Menurut Alex, fokus utama BSN saat ini tertuju pada pembangunan fondasi bisnis yang kokoh melalui berbagai inisiatif. Target tahun ini mencakup aset sebesar Rp 87 triliun, pembiayaan Rp 66 triliun, serta penghimpunan dana pihak ketiga (DPK) Rp 69 triliun.
Data hingga Mei 2026 menunjukkan pencapaian yang menggembirakan. Aset BSN telah menyentuh angka Rp 78 triliun. Pembiayaan mengalami pertumbuhan 22,68% secara tahunan menjadi Rp 58,38 triliun, sementara DPK naik 14,68% menjadi Rp 60,62 triliun.
Alex menjelaskan bahwa dalam kurun waktu tiga hingga lima tahun ke depan, BSN akan memperkuat bisnis berbasis ekosistem. Perusahaan juga akan meningkatkan penghimpunan dana murah atau current account savings account (CASA), serta memperluas digitalisasi layanan.
“Bank BSN juga akan terus meningkatkan efektivitas jaringan distribusi, mempercepat digitalisasi proses bisnis, serta memperkuat kualitas layanan agar dapat memberikan pengalaman yang lebih baik kepada nasabah,” katanya.
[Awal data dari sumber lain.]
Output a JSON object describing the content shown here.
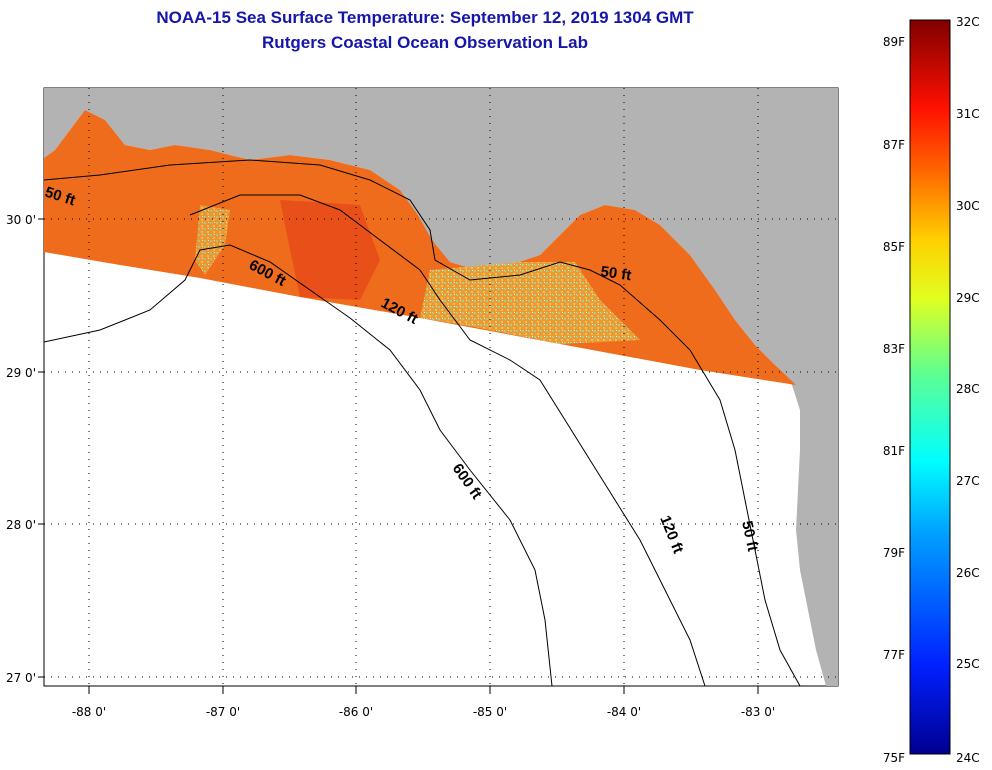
{
  "title": "NOAA-15 Sea Surface Temperature:  September 12, 2019 1304 GMT",
  "subtitle": "Rutgers Coastal Ocean Observation Lab",
  "lon_ticks": [
    "-88 0'",
    "-87 0'",
    "-86 0'",
    "-85 0'",
    "-84 0'",
    "-83 0'"
  ],
  "lat_ticks": [
    "30 0'",
    "29 0'",
    "28 0'",
    "27 0'"
  ],
  "contour_labels": [
    "50 ft",
    "600 ft",
    "120 ft",
    "50 ft",
    "600 ft",
    "120 ft",
    "50 ft"
  ],
  "colorbar": {
    "fahrenheit_labels": [
      "89F",
      "87F",
      "85F",
      "83F",
      "81F",
      "79F",
      "77F",
      "75F"
    ],
    "celsius_labels": [
      "32C",
      "31C",
      "30C",
      "29C",
      "28C",
      "27C",
      "26C",
      "25C",
      "24C"
    ]
  },
  "colors": {
    "land": "#b3b3b3",
    "ocean_nodata": "#ffffff",
    "sst_main": "#f07019",
    "title": "#1616a8"
  }
}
Di tengah tren konsolidasi industri yang sedang berlangsung, BSN belum berencana melakukan merger maupun akuisisi. Alex menegaskan bahwa prioritas utama adalah memperkuat pertumbuhan secara organik.
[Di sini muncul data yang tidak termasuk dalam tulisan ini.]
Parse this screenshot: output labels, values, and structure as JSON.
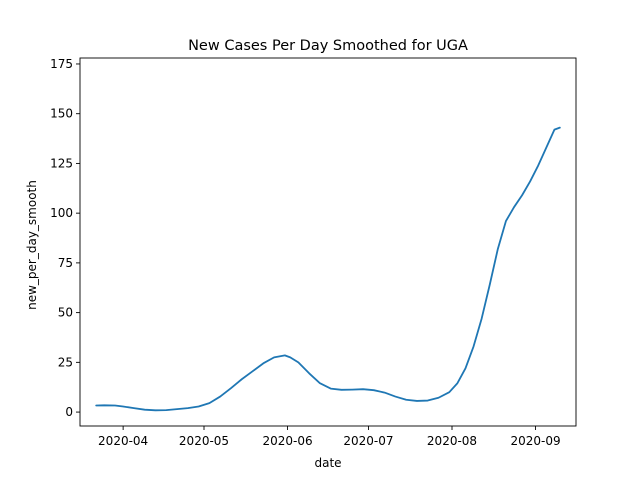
{
  "chart_data": {
    "type": "line",
    "title": "New Cases Per Day Smoothed for UGA",
    "xlabel": "date",
    "ylabel": "new_per_day_smooth",
    "xlim": [
      "2020-03-16",
      "2020-09-16"
    ],
    "ylim": [
      -7,
      178
    ],
    "x_ticks": [
      "2020-04",
      "2020-05",
      "2020-06",
      "2020-07",
      "2020-08",
      "2020-09"
    ],
    "y_ticks": [
      0,
      25,
      50,
      75,
      100,
      125,
      150,
      175
    ],
    "grid": false,
    "line_color": "#1f77b4",
    "series": [
      {
        "x": [
          "2020-03-22",
          "2020-03-25",
          "2020-03-29",
          "2020-04-01",
          "2020-04-05",
          "2020-04-09",
          "2020-04-13",
          "2020-04-17",
          "2020-04-21",
          "2020-04-25",
          "2020-04-29",
          "2020-05-03",
          "2020-05-07",
          "2020-05-11",
          "2020-05-15",
          "2020-05-19",
          "2020-05-23",
          "2020-05-27",
          "2020-05-31",
          "2020-06-02",
          "2020-06-05",
          "2020-06-09",
          "2020-06-13",
          "2020-06-17",
          "2020-06-21",
          "2020-06-25",
          "2020-06-29",
          "2020-07-03",
          "2020-07-07",
          "2020-07-11",
          "2020-07-15",
          "2020-07-19",
          "2020-07-23",
          "2020-07-27",
          "2020-07-31",
          "2020-08-03",
          "2020-08-06",
          "2020-08-09",
          "2020-08-12",
          "2020-08-15",
          "2020-08-18",
          "2020-08-21",
          "2020-08-24",
          "2020-08-27",
          "2020-08-30",
          "2020-09-02",
          "2020-09-05",
          "2020-09-08",
          "2020-09-10"
        ],
        "values": [
          3.3,
          3.4,
          3.3,
          2.8,
          2.0,
          1.2,
          0.9,
          1.0,
          1.5,
          2.0,
          2.8,
          4.5,
          7.8,
          12.0,
          16.5,
          20.5,
          24.5,
          27.5,
          28.5,
          27.5,
          25.0,
          19.5,
          14.5,
          11.8,
          11.2,
          11.3,
          11.5,
          11.0,
          9.8,
          7.8,
          6.2,
          5.6,
          5.8,
          7.2,
          10.0,
          14.5,
          22.0,
          33.0,
          47.0,
          64.0,
          82.0,
          96.0,
          103.0,
          109.0,
          116.0,
          124.0,
          133.0,
          142.0,
          143.0
        ]
      }
    ]
  }
}
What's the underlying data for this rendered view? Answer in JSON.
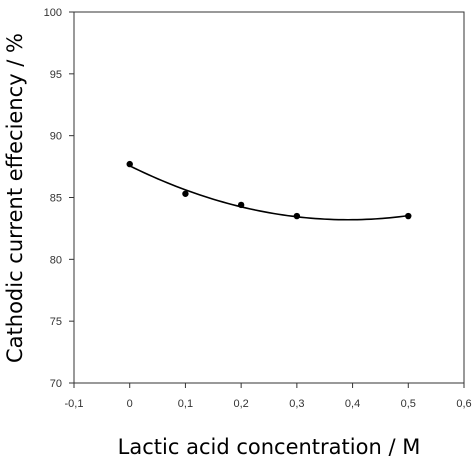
{
  "chart_data": {
    "type": "scatter",
    "xlabel": "Lactic acid concentration / M",
    "ylabel": "Cathodic current effeciency / %",
    "xlim": [
      -0.1,
      0.6
    ],
    "ylim": [
      70,
      100
    ],
    "x_ticks": [
      -0.1,
      0,
      0.1,
      0.2,
      0.3,
      0.4,
      0.5,
      0.6
    ],
    "x_tick_labels": [
      "-0,1",
      "0",
      "0,1",
      "0,2",
      "0,3",
      "0,4",
      "0,5",
      "0,6"
    ],
    "y_ticks": [
      70,
      75,
      80,
      85,
      90,
      95,
      100
    ],
    "y_tick_labels": [
      "70",
      "75",
      "80",
      "85",
      "90",
      "95",
      "100"
    ],
    "grid": false,
    "legend": "none",
    "series": [
      {
        "x": [
          0,
          0.1,
          0.2,
          0.3,
          0.5
        ],
        "y": [
          87.7,
          85.3,
          84.4,
          83.5,
          83.5
        ]
      }
    ],
    "trendline": {
      "type": "polynomial",
      "degree": 2,
      "x_range": [
        0,
        0.5
      ]
    },
    "colors": {
      "marker": "#000000",
      "line": "#000000",
      "axis": "#333333"
    }
  }
}
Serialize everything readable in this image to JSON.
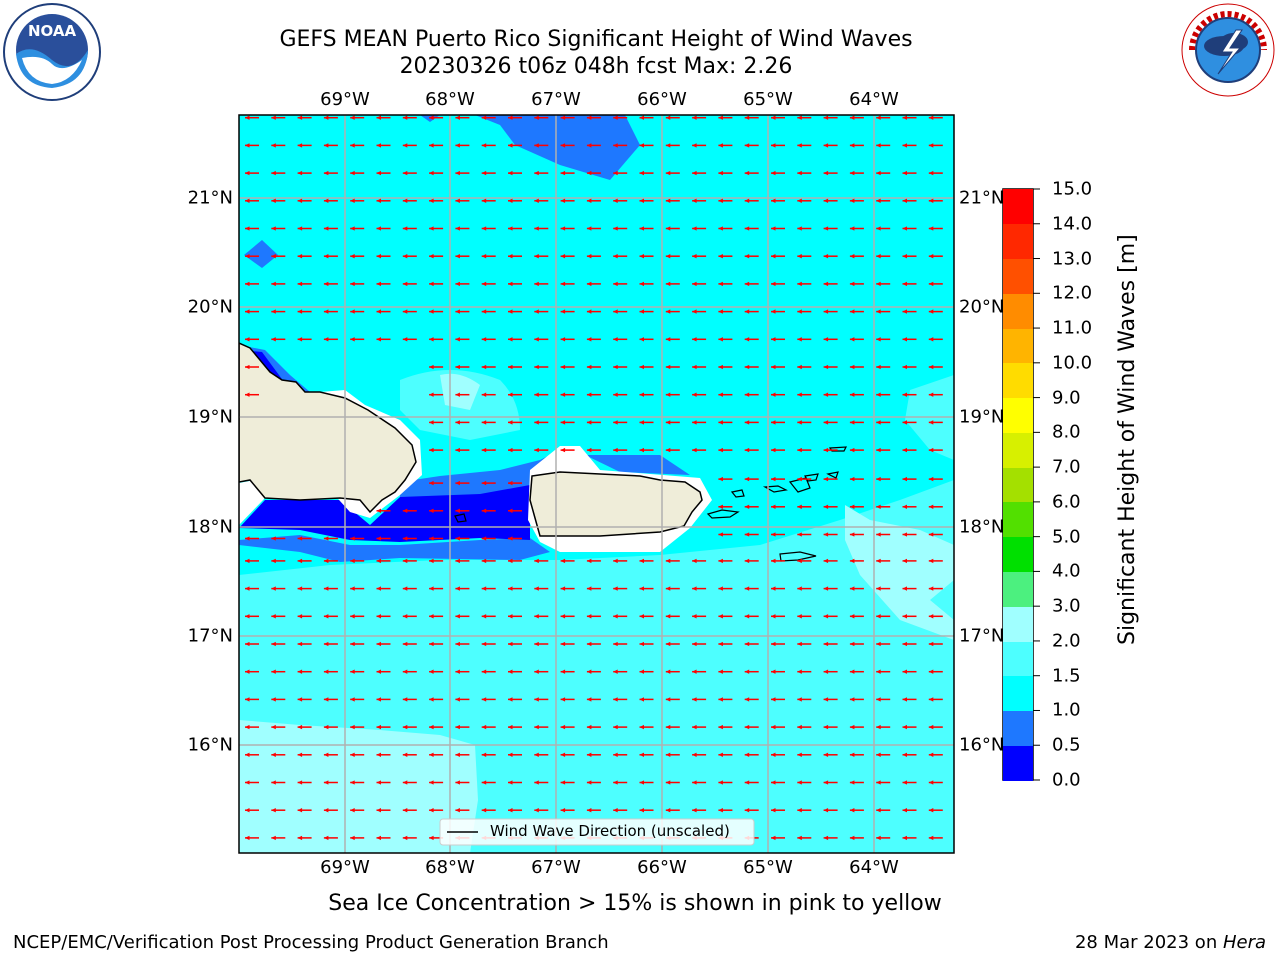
{
  "header": {
    "title_line1": "GEFS MEAN Puerto Rico Significant Height of Wind Waves",
    "title_line2": "20230326 t06z 048h fcst   Max: 2.26"
  },
  "logos": {
    "left": "noaa-logo",
    "right": "national-weather-service-logo"
  },
  "map": {
    "lon_labels": [
      "69°W",
      "68°W",
      "67°W",
      "66°W",
      "65°W",
      "64°W"
    ],
    "lat_labels": [
      "21°N",
      "20°N",
      "19°N",
      "18°N",
      "17°N",
      "16°N"
    ],
    "legend_label": "Wind Wave Direction (unscaled)",
    "arrow_color": "#ff0000",
    "land_color": "#efedd9"
  },
  "colorbar": {
    "label": "Significant Height of Wind Waves [m]",
    "ticks": [
      "0.0",
      "0.5",
      "1.0",
      "1.5",
      "2.0",
      "3.0",
      "4.0",
      "5.0",
      "6.0",
      "7.0",
      "8.0",
      "9.0",
      "10.0",
      "11.0",
      "12.0",
      "13.0",
      "14.0",
      "15.0"
    ],
    "colors": [
      "#0000ff",
      "#1e78ff",
      "#00ffff",
      "#4dffff",
      "#a0ffff",
      "#4cf07f",
      "#00e000",
      "#52e000",
      "#a4e000",
      "#d7f000",
      "#ffff00",
      "#ffdc00",
      "#ffb400",
      "#ff8c00",
      "#ff5000",
      "#ff2800",
      "#ff0000"
    ]
  },
  "footer": {
    "ice_note": "Sea Ice Concentration > 15% is shown in pink to yellow",
    "branch": "NCEP/EMC/Verification Post Processing Product Generation Branch",
    "date": "28 Mar 2023 on ",
    "machine": "Hera"
  }
}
“Saat ini prioritas utama Bank BSN adalah memperkuat pertumbuhan secara organik. Dengan fondasi yang kuat, kami akan memiliki fleksibilitas yang lebih besar untuk memanfaatkan berbagai peluang pertumbuhan di masa depan,” ujar Alex.
CIMB Niaga Syariah: Target Jadi Bank Syariah Terbesar Kedua
Selain BSN, Unit Usaha Syariah (UUS) PT Bank CIMB Niaga Tbk juga memasang target yang sangat ambisius. Setelah resmi melakukan spin off menjadi bank umum syariah (BUS), perusahaan membidik posisi sebagai bank syariah terbesar kedua di Indonesia paling lambat pada tahun 2030.
Direktur Syariah CIMB Niaga, Pandji P. Djajanegara, mengungkapkan bahwa proses spin off saat ini tinggal menunggu izin usaha dari OJK.
“Di akhir semester II ini targetnya, kami masih menunggu perizinan lanjutan dari regulator,” ujar Pandji kepada Kontan.co.id.
Pandji menambahkan bahwa target menjadi bank syariah terbesar kedua sejalan dengan arah kebijakan regulator yang ingin memperkuat struktur industri perbankan syariah nasional.
“Target kami menjadi bank syariah terbesar kedua, selambat-lambatnya pada 2030,” katanya.
Untuk mencapai target tersebut, CIMB Niaga Syariah akan tetap memanfaatkan sinergi dengan induk melalui skema full leveraging. Namun, fokus ekspansi akan bergeser ke segmen ritel dan usaha mikro, kecil, dan menengah (UMKM), terutama komunitas muslim.
“Strateginya tetap leveraging dengan induk, tetapi kami akan lebih menyasar segmen SME dan konsumer, khususnya komunitas muslim,” ujarnya.
Saat ini sekitar 45% portofolio pembiayaan CIMB Niaga Syariah masih berasal dari segmen korporasi dan komersial. Ke depan, porsi tersebut ditargetkan turun menjadi sekitar 20%, sementara pembiayaan akan lebih difokuskan ke segmen ritel dan UMKM.
Perusahaan juga menargetkan aset melampaui Rp 100 triliun pada 2030. Sebagai gambaran, hingga Maret 2026 aset CIMB Niaga Syariah telah mencapai Rp 58,82 triliun.
Selain mengembangkan pembiayaan ritel dan UMKM, pertumbuhan bisnis juga akan ditopang penguatan layanan digital berbasis OCTO, pemanfaatan jaringan kantor induk melalui skema full leveraging, serta peningkatan porsi pembiayaan hijau (green financing).
Meski memasang target pertumbuhan yang agresif, Pandji memastikan hingga kini perseroan belum memiliki rencana melakukan merger maupun akuisisi.
“Belum ada rencana aksi korporasi. Tetapi kalau di tengah perjalanan ada peluang yang baik tentu akan kami eksplorasi. Yang jelas saat ini belum ada,” ujarnya.